5. Thread the right arm under the right knee, placing the right hand on the ground just outside the right buttock. Keep the right arm bent at the elbow and the back of your right knee resting on your upper arm.
6. You can use your left hand on the right foot to work the right calf as close as possible to the right shoulder. The back of your right thigh will be on the back of your right upper arm. The higher up you can get the calf on your arm, the smoother the rest of the pose will be.
7. Straighten and extend the left leg on the floor in front of you, as in a half staff pose (dandasana).
8. Release the left arm and place your left hand on the floor outside the left thigh. Your two hands should be parallel.
9. Inhale deeply and engage your core and extended left leg. On an exhalation, press into both palms and lift your butt and left leg off the floor. The palms of your hands are the only remaining points of contact with the ground.
10. Stay up for several breaths. Keeping the muscles of the left leg hugging to the bone and the left foot flexed will make it easier to keep that leg lifted off the floor.
11. Release to the ground on an exhalation.
12. Return to easy pose and take at least five breaths before trying the other side. Since the pose is dependent on your hip and groin flexibility in getting your leg high up on your arm, you will probably find that one side is easier than the other. Try to notice this difference but not make judgments based on it.

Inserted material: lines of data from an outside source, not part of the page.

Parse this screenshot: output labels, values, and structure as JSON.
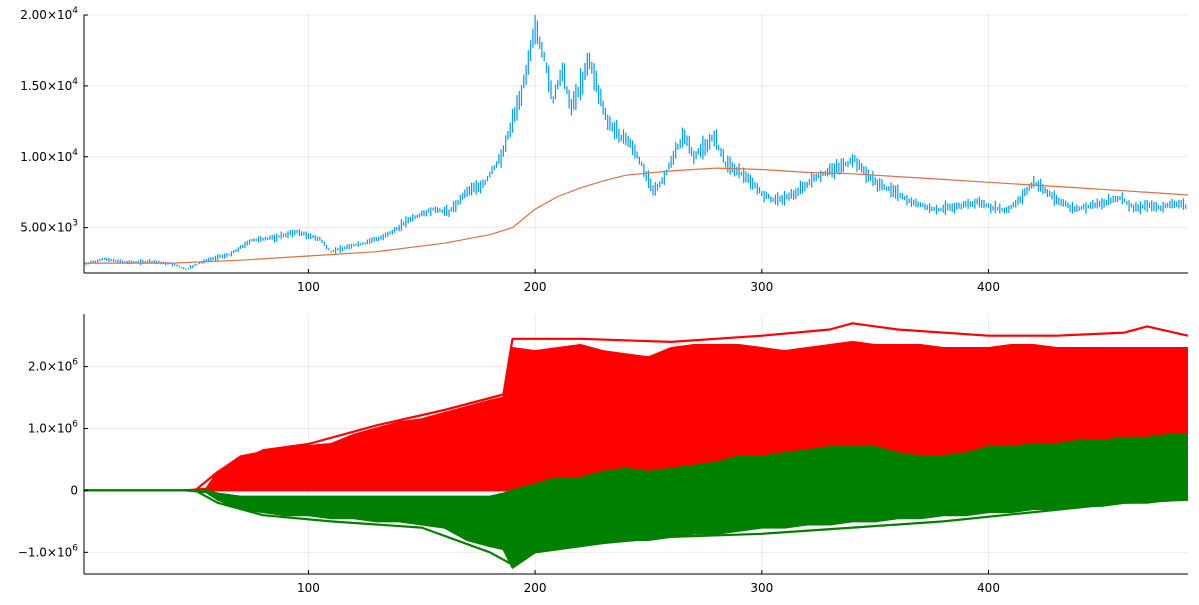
{
  "chart_data": [
    {
      "type": "line",
      "title": "",
      "xlabel": "",
      "ylabel": "",
      "xlim": [
        1,
        488
      ],
      "ylim": [
        1800,
        20000
      ],
      "grid": true,
      "legend": "none",
      "xticks": [
        100,
        200,
        300,
        400
      ],
      "yticks": [
        {
          "value": 5000,
          "mantissa": "5.00×10",
          "exp": "3"
        },
        {
          "value": 10000,
          "mantissa": "1.00×10",
          "exp": "4"
        },
        {
          "value": 15000,
          "mantissa": "1.50×10",
          "exp": "4"
        },
        {
          "value": 20000,
          "mantissa": "2.00×10",
          "exp": "4"
        }
      ],
      "series": [
        {
          "style": "range-bars",
          "color": "#009AFA",
          "points": [
            [
              1,
              2400
            ],
            [
              10,
              2800
            ],
            [
              20,
              2550
            ],
            [
              30,
              2600
            ],
            [
              40,
              2450
            ],
            [
              46,
              2050
            ],
            [
              55,
              2700
            ],
            [
              65,
              3100
            ],
            [
              75,
              4100
            ],
            [
              85,
              4300
            ],
            [
              95,
              4700
            ],
            [
              105,
              4200
            ],
            [
              110,
              3300
            ],
            [
              118,
              3700
            ],
            [
              125,
              3900
            ],
            [
              135,
              4500
            ],
            [
              145,
              5600
            ],
            [
              155,
              6300
            ],
            [
              162,
              6100
            ],
            [
              170,
              7500
            ],
            [
              178,
              8200
            ],
            [
              185,
              10000
            ],
            [
              190,
              12500
            ],
            [
              193,
              14000
            ],
            [
              197,
              16500
            ],
            [
              200,
              19300
            ],
            [
              204,
              17000
            ],
            [
              208,
              14000
            ],
            [
              212,
              16000
            ],
            [
              216,
              13500
            ],
            [
              220,
              15000
            ],
            [
              224,
              16800
            ],
            [
              228,
              14500
            ],
            [
              232,
              12500
            ],
            [
              237,
              11500
            ],
            [
              242,
              11000
            ],
            [
              247,
              9500
            ],
            [
              252,
              7500
            ],
            [
              257,
              8500
            ],
            [
              262,
              10500
            ],
            [
              266,
              11500
            ],
            [
              270,
              10000
            ],
            [
              275,
              10800
            ],
            [
              279,
              11400
            ],
            [
              284,
              9500
            ],
            [
              289,
              9000
            ],
            [
              295,
              8400
            ],
            [
              300,
              7400
            ],
            [
              306,
              6900
            ],
            [
              312,
              7200
            ],
            [
              318,
              7800
            ],
            [
              324,
              8600
            ],
            [
              330,
              9000
            ],
            [
              336,
              9400
            ],
            [
              341,
              9800
            ],
            [
              346,
              8800
            ],
            [
              352,
              8000
            ],
            [
              358,
              7600
            ],
            [
              364,
              7000
            ],
            [
              370,
              6600
            ],
            [
              377,
              6200
            ],
            [
              384,
              6500
            ],
            [
              390,
              6600
            ],
            [
              396,
              6800
            ],
            [
              402,
              6400
            ],
            [
              408,
              6200
            ],
            [
              414,
              7000
            ],
            [
              420,
              8200
            ],
            [
              426,
              7500
            ],
            [
              432,
              6800
            ],
            [
              438,
              6300
            ],
            [
              445,
              6500
            ],
            [
              452,
              6800
            ],
            [
              458,
              7100
            ],
            [
              464,
              6400
            ],
            [
              470,
              6600
            ],
            [
              476,
              6400
            ],
            [
              482,
              6700
            ],
            [
              488,
              6500
            ]
          ]
        },
        {
          "style": "line",
          "color": "#E26F46",
          "points": [
            [
              1,
              2500
            ],
            [
              40,
              2500
            ],
            [
              70,
              2700
            ],
            [
              100,
              3000
            ],
            [
              130,
              3300
            ],
            [
              160,
              3900
            ],
            [
              180,
              4500
            ],
            [
              190,
              5000
            ],
            [
              200,
              6300
            ],
            [
              210,
              7200
            ],
            [
              220,
              7800
            ],
            [
              230,
              8300
            ],
            [
              240,
              8700
            ],
            [
              260,
              9000
            ],
            [
              280,
              9200
            ],
            [
              300,
              9100
            ],
            [
              320,
              8900
            ],
            [
              340,
              8800
            ],
            [
              360,
              8600
            ],
            [
              380,
              8400
            ],
            [
              400,
              8200
            ],
            [
              420,
              8000
            ],
            [
              440,
              7800
            ],
            [
              460,
              7600
            ],
            [
              488,
              7300
            ]
          ]
        }
      ]
    },
    {
      "type": "line",
      "title": "",
      "xlabel": "",
      "ylabel": "",
      "xlim": [
        1,
        488
      ],
      "ylim": [
        -1350000,
        2850000
      ],
      "grid": true,
      "legend": "none",
      "xticks": [
        100,
        200,
        300,
        400
      ],
      "yticks": [
        {
          "value": -1000000,
          "mantissa": "−1.0×10",
          "exp": "6"
        },
        {
          "value": 0,
          "mantissa": "0",
          "exp": ""
        },
        {
          "value": 1000000,
          "mantissa": "1.0×10",
          "exp": "6"
        },
        {
          "value": 2000000,
          "mantissa": "2.0×10",
          "exp": "6"
        }
      ],
      "band_colors": {
        "upper": "#FF0000",
        "lower": "#008000"
      },
      "bands": [
        {
          "color": "#FF0000",
          "x": [
            1,
            45,
            55,
            60,
            70,
            80,
            90,
            100,
            110,
            120,
            130,
            140,
            150,
            160,
            170,
            180,
            186,
            190,
            200,
            210,
            220,
            230,
            240,
            250,
            260,
            270,
            280,
            290,
            300,
            310,
            320,
            330,
            340,
            350,
            360,
            370,
            380,
            390,
            400,
            410,
            420,
            430,
            440,
            450,
            460,
            470,
            480,
            488
          ],
          "upper": [
            0,
            0,
            30000,
            300000,
            550000,
            620000,
            700000,
            720000,
            750000,
            900000,
            1000000,
            1100000,
            1150000,
            1250000,
            1350000,
            1450000,
            1500000,
            2300000,
            2250000,
            2300000,
            2350000,
            2250000,
            2200000,
            2150000,
            2300000,
            2350000,
            2350000,
            2350000,
            2300000,
            2250000,
            2300000,
            2350000,
            2400000,
            2350000,
            2350000,
            2350000,
            2300000,
            2300000,
            2300000,
            2350000,
            2350000,
            2300000,
            2300000,
            2300000,
            2300000,
            2300000,
            2300000,
            2300000
          ],
          "lower": [
            0,
            0,
            0,
            0,
            0,
            0,
            0,
            0,
            0,
            0,
            0,
            0,
            0,
            0,
            0,
            0,
            0,
            0,
            50000,
            80000,
            100000,
            80000,
            50000,
            30000,
            100000,
            150000,
            200000,
            200000,
            150000,
            150000,
            200000,
            200000,
            250000,
            200000,
            150000,
            100000,
            50000,
            50000,
            0,
            50000,
            100000,
            100000,
            100000,
            150000,
            200000,
            200000,
            200000,
            200000
          ]
        },
        {
          "color": "#008000",
          "x": [
            1,
            45,
            55,
            60,
            70,
            80,
            90,
            100,
            110,
            120,
            130,
            140,
            150,
            160,
            170,
            180,
            186,
            190,
            200,
            210,
            220,
            230,
            240,
            250,
            260,
            270,
            280,
            290,
            300,
            310,
            320,
            330,
            340,
            350,
            360,
            370,
            380,
            390,
            400,
            410,
            420,
            430,
            440,
            450,
            460,
            470,
            480,
            488
          ],
          "upper": [
            0,
            0,
            0,
            -50000,
            -100000,
            -100000,
            -100000,
            -100000,
            -100000,
            -100000,
            -100000,
            -100000,
            -100000,
            -100000,
            -100000,
            -100000,
            -50000,
            0,
            100000,
            200000,
            200000,
            300000,
            350000,
            300000,
            350000,
            400000,
            450000,
            550000,
            550000,
            600000,
            650000,
            700000,
            700000,
            700000,
            600000,
            550000,
            550000,
            600000,
            700000,
            700000,
            750000,
            750000,
            800000,
            800000,
            850000,
            850000,
            900000,
            900000
          ],
          "lower": [
            0,
            0,
            -30000,
            -150000,
            -300000,
            -350000,
            -400000,
            -400000,
            -450000,
            -450000,
            -500000,
            -500000,
            -550000,
            -600000,
            -800000,
            -900000,
            -950000,
            -1250000,
            -1000000,
            -950000,
            -900000,
            -850000,
            -800000,
            -800000,
            -750000,
            -700000,
            -700000,
            -650000,
            -600000,
            -600000,
            -550000,
            -550000,
            -500000,
            -500000,
            -450000,
            -450000,
            -400000,
            -400000,
            -350000,
            -350000,
            -300000,
            -300000,
            -250000,
            -250000,
            -200000,
            -200000,
            -150000,
            -150000
          ]
        }
      ],
      "series": [
        {
          "style": "line",
          "color": "#FF0000",
          "points": [
            [
              1,
              0
            ],
            [
              50,
              0
            ],
            [
              60,
              300000
            ],
            [
              80,
              650000
            ],
            [
              100,
              750000
            ],
            [
              130,
              1050000
            ],
            [
              160,
              1300000
            ],
            [
              186,
              1550000
            ],
            [
              190,
              2450000
            ],
            [
              220,
              2450000
            ],
            [
              260,
              2400000
            ],
            [
              300,
              2500000
            ],
            [
              330,
              2600000
            ],
            [
              340,
              2700000
            ],
            [
              360,
              2600000
            ],
            [
              400,
              2500000
            ],
            [
              430,
              2500000
            ],
            [
              460,
              2550000
            ],
            [
              470,
              2650000
            ],
            [
              488,
              2500000
            ]
          ]
        },
        {
          "style": "line",
          "color": "#008000",
          "points": [
            [
              1,
              0
            ],
            [
              50,
              0
            ],
            [
              60,
              -200000
            ],
            [
              80,
              -400000
            ],
            [
              110,
              -500000
            ],
            [
              150,
              -600000
            ],
            [
              180,
              -1000000
            ],
            [
              190,
              -1200000
            ],
            [
              200,
              -1000000
            ],
            [
              230,
              -850000
            ],
            [
              260,
              -750000
            ],
            [
              300,
              -700000
            ],
            [
              340,
              -600000
            ],
            [
              380,
              -500000
            ],
            [
              420,
              -350000
            ],
            [
              460,
              -200000
            ],
            [
              488,
              -150000
            ]
          ]
        }
      ]
    }
  ]
}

Beginners: If you are beginner, this pose may seem quite impossible. But if you encounter it in a mixed-level class, for instance, it is helpful to follow along as each step builds the flexibility and strength you need for the eventual final posture. Doing the first three steps listed here would be very appropriate for a beginner and will do a lot to open the hips. As you progress, attempting to lift up will increase your core strength.